障害者施設大量殺傷事件を承けた対談集。これまで私は、植松被告は施設で働いている間に障害者に恨みを抱くことがあり、それに適当な理由を繋げて事件を起こしたのだろうと思っていた。しかし本書を読んで思ったのは、彼も自分の事を「役に立たない存在」だと感じており、そこから「役に立つ存在」に昇華したいという願望に世間に広まる過激な言説がコネクトして、事件が起こったのではなかろうか。その背景にあるのは、世間の「標準」から外れた者を排斥・攻撃する空気だ。普通に働き、普通に結婚し、普通に子供を産み育てる、と言うような標準。

2020/02/23

踊る猫

読後、明るさを感じた。いや、そんなに面白おかしい本ではない。相模原の凄惨な殺人から始められたこの6つの対話はシリアスで、障害者(私も発達障害者なのだが)として暮らすこと、そもそも誰もが生きづらさを抱えてしまっている今の日本の事情など、示唆に富む。だが、彼らは彼らなりに(7者7様?)処方箋を提示しており、それはファクトを重視した丁寧な議論や話を最後まで聞くコミュニケーションの重視など、バカにできないものが挙げられている。丁寧な議論も対話もムダが多くこのネット社会ではまず切り捨てられるもの。

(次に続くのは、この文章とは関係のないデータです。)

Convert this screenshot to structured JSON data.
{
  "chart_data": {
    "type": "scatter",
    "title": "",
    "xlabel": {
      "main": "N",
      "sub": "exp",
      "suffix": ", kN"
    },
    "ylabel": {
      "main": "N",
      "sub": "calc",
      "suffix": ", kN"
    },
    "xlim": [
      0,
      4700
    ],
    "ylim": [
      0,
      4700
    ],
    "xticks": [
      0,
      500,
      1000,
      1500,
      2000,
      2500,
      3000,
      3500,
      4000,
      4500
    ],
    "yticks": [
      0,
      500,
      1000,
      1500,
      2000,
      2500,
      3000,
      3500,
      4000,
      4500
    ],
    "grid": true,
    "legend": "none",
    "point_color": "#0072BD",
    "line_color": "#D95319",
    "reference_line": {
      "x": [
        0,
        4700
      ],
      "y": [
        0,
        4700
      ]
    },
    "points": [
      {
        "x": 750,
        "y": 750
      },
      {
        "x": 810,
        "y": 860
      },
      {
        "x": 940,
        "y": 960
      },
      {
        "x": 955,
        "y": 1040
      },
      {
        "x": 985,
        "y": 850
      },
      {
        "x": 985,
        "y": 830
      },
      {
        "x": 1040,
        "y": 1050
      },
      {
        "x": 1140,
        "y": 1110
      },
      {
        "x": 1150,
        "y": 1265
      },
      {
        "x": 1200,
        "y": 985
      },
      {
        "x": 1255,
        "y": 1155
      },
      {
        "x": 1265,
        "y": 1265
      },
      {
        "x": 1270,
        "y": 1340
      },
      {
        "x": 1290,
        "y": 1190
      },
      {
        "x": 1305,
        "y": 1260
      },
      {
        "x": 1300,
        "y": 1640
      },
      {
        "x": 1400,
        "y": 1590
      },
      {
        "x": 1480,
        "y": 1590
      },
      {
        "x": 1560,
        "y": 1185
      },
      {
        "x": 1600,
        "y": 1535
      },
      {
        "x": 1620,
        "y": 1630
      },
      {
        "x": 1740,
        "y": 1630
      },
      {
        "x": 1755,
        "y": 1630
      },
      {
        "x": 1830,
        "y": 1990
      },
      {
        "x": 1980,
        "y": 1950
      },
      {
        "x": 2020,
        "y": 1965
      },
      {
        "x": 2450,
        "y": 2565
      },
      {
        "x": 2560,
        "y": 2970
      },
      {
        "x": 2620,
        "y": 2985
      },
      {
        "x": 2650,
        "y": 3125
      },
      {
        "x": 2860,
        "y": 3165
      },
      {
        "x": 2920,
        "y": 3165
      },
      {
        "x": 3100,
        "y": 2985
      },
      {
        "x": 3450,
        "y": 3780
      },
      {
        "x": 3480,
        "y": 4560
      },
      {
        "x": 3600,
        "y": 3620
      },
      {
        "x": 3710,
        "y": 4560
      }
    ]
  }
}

そのムダが宝なのか

2020/12/26

ゆう。

なんでも自己責任社会は、ネトウヨなどの排外主義と深く結びついている。生産性があるかないかで人々が評価され、自分であることが難しい社会。その延長線上に相模原事件があるのではないか。この本から学ぶことは多かった。

2019/10/20

Jun Sasaki

植松の主張の「合理性」に対して「人命は大切」と理想論を説くことのなんと空虚なことか。事故死した障害者の逸失利益をゼロにしたり、介護殺人の加害者に減刑嘆願が出されたりと、世間は「合理性」を後押しする判断にあふれる。思想の特徴は、バッシングの矛先が為政者ではなく、すぐ見える隣人に向いていること。すぐ見える世界「以外」が見える位置にいる人々は、長い目で見た合理性を説くこと。突破口を見出すとすればそこか。